Pada 26 Agustus 2005, Yu Yuan dimakamkan. Di depan rumah duka banyak orang berdiri dan menangis. Sesuai pesan Yu Yuan, sisa dana sebesar 540 ribu dolar disumbangkan kepada anak-anak penderita leukimia. Tercatat tujuh anak penerima sumbangan itu. Mereka adalah anak-anak miskin yang berjuang melawan kematian. Salah satu penerima donasi itu berhasil sembuh, ia menuliskan, “Saya telah menerima bantuan dari kehidupanmu. Terima kasih adik Yu Yuan. Kamu pasti sedang melihat kami dari atas sana. Jangan risau, kami juga akan mengukir batu nisan dengan kata-kata, ‘Aku pernah datang dan aku sangat patuh.”

Ada banyak alasan seseorang berbuat baik. Ada motif agar dengan keibaikan yang dikerjakannya maka ada reward/keuntungan untuk dirinya. Namun, tidak sedikit yang mengerjakan perbuatan baik oleh karena dirinya terlebih dahulu telah merasakan kebaikan. Yu Yuan melakukan segala kebaikan oleh karena ia menyadari diri hanya seorang anak yang dipungut. Kepolosan, ketulusan, serta baktinya kepada orangtuanya akhirnya mendapat respon luar biasa dari dunia. Walaupun hidup serba kekurangan, ia dapat memberikan kasihnya kepada sesama. Kita juga adalah “anak-anak yang dipungut” dari lumpur dosa, menjadi anak-anak Tuhan yang seharusnya dan tidak usah diminta untuk selalu mengerjakan pekerjaan Bapa kita. Jika Sang Bapa dikenal dengan Yang rahmani dan rahimi maka itulah yang harusnya terjadi, orang mengenal kita sebagai gambaran Sang Bapa yang kelihatan.

Petrus mengingatkan kita bahwa hidup dalam kasih, ketulusan, gemar berbuat baik dan semangat untuk tetap berjuang adalah esensi kekristenan. Ia mengingatkan bisa saja ketika berbuat baik kita mengalami berbagai kesulitan. “Tetapi sekalipun kamu harus menderita juga karena kebenaran, kamu akan bahagia...”(I Petrus 3:14). Di samping itu ketika kita berhadapan dengan pelbagai kesulitan dan penderitaan, bukankah kita juga dijanjikan oleh Tuhan Yesus Roh Kudus sebagai Roh Penghibur dan Penolong.

Menjelang perpisahan-Nya dengan para murid, Yesus menegaskan, “Janganlah gelisah hatimu, Aku tidak akan meninggalkan kamu sebagai yatim piatu” (Yoh.14:18) . Yesus menegaskan bahwa para murid tidak akan pernah dibiarkan sendirian. Penegasan ini sangat berarti bagi para murid sebab mereka berada dalam konteks dunia yang tidak ramah dan menolak perbuatan benar.

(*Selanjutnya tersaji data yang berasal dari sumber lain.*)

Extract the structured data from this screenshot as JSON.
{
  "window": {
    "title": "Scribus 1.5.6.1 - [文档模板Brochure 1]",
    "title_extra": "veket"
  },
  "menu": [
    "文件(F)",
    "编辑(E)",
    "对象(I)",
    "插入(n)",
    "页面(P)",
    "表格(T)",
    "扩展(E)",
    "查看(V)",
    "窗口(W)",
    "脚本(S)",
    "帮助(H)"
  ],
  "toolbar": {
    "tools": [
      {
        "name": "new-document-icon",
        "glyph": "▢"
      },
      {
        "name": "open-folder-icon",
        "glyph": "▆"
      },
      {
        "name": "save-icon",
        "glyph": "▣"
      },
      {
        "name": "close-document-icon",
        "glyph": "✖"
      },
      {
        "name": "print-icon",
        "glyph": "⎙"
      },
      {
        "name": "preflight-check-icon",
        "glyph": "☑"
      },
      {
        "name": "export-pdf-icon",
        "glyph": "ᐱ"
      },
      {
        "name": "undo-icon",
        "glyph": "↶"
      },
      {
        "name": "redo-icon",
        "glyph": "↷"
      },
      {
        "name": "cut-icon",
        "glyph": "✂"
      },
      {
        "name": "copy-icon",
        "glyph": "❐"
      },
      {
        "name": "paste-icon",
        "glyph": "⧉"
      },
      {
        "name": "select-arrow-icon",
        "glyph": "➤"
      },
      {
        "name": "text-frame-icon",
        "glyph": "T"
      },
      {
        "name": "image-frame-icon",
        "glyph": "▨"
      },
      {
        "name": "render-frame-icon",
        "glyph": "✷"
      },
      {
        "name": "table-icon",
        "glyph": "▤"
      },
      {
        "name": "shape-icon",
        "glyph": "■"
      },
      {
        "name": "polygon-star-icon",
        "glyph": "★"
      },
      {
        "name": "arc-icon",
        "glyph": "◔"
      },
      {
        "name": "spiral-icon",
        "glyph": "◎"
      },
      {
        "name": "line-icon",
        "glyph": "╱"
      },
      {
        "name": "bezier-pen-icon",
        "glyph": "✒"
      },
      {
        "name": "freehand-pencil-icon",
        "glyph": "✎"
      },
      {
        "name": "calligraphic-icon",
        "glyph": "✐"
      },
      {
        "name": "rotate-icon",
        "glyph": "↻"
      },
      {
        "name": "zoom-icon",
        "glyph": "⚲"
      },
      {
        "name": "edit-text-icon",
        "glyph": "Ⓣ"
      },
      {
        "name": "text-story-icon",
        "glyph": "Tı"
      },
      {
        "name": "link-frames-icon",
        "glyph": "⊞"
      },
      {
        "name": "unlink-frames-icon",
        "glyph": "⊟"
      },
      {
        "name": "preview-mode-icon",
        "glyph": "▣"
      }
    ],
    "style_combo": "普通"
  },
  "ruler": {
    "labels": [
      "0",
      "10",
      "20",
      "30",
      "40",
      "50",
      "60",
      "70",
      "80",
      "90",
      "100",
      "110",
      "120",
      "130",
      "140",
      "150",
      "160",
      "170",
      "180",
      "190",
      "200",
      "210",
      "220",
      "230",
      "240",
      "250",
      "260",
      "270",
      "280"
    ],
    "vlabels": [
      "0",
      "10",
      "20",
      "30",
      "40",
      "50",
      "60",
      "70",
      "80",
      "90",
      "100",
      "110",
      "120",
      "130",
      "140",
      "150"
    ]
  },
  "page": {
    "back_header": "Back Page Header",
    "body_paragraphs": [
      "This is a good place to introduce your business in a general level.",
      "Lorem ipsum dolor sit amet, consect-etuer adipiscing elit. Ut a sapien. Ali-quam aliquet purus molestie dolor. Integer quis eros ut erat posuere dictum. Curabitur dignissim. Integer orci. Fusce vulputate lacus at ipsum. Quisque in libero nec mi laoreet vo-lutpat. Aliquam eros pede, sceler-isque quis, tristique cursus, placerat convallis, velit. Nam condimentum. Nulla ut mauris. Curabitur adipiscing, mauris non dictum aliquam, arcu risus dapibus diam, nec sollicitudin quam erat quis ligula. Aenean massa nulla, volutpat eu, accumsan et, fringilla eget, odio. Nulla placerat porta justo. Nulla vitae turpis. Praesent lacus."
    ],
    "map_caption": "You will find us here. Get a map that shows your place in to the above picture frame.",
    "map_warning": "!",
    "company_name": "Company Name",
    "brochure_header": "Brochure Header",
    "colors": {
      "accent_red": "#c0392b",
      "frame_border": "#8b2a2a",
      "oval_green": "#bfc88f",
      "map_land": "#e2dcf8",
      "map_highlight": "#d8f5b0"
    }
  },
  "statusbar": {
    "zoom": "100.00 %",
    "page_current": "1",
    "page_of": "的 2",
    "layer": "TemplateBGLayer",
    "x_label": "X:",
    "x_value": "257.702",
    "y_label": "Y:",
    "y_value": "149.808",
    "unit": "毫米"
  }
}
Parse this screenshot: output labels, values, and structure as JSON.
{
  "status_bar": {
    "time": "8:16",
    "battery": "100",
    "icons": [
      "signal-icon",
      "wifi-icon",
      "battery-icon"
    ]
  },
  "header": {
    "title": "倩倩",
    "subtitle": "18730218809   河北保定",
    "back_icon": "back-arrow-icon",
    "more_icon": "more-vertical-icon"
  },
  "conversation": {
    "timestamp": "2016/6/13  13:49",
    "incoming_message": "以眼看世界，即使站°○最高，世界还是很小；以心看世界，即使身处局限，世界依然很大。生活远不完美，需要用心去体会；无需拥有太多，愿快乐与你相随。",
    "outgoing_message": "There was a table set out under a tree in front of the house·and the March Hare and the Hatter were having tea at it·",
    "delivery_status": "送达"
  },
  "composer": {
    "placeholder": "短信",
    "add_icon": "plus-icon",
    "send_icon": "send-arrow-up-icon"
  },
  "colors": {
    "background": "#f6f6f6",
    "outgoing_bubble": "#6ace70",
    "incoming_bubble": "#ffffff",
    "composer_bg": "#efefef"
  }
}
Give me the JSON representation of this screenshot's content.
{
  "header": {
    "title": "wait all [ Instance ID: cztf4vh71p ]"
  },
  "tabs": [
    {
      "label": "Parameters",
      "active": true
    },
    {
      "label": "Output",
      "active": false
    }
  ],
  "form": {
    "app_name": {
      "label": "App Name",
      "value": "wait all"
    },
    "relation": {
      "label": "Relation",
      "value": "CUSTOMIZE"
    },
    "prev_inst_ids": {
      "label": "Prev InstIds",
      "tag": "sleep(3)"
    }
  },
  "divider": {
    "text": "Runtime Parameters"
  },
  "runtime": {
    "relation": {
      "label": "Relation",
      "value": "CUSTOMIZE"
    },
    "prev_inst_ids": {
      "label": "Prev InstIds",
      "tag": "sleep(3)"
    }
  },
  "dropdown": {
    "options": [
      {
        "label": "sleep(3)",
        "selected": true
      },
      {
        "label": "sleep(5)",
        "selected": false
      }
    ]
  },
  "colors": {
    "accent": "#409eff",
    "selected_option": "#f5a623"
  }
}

Ada Roh Kudus yang selalu siap sedia menopang dan meolong. Jadi tidak ada alasan untuk mengelak dari melakukan perbuatan baik bagi setiap orang yang mengaku pengikut Yesus. Penderitaan dan kesulitan hidup serta tantangan, tekanan dan penganiayaan bukanlah alasan untuk mengelak dari berbuat baik dan memperlihatkan ketulusan hati serta belarasa bagi sesama.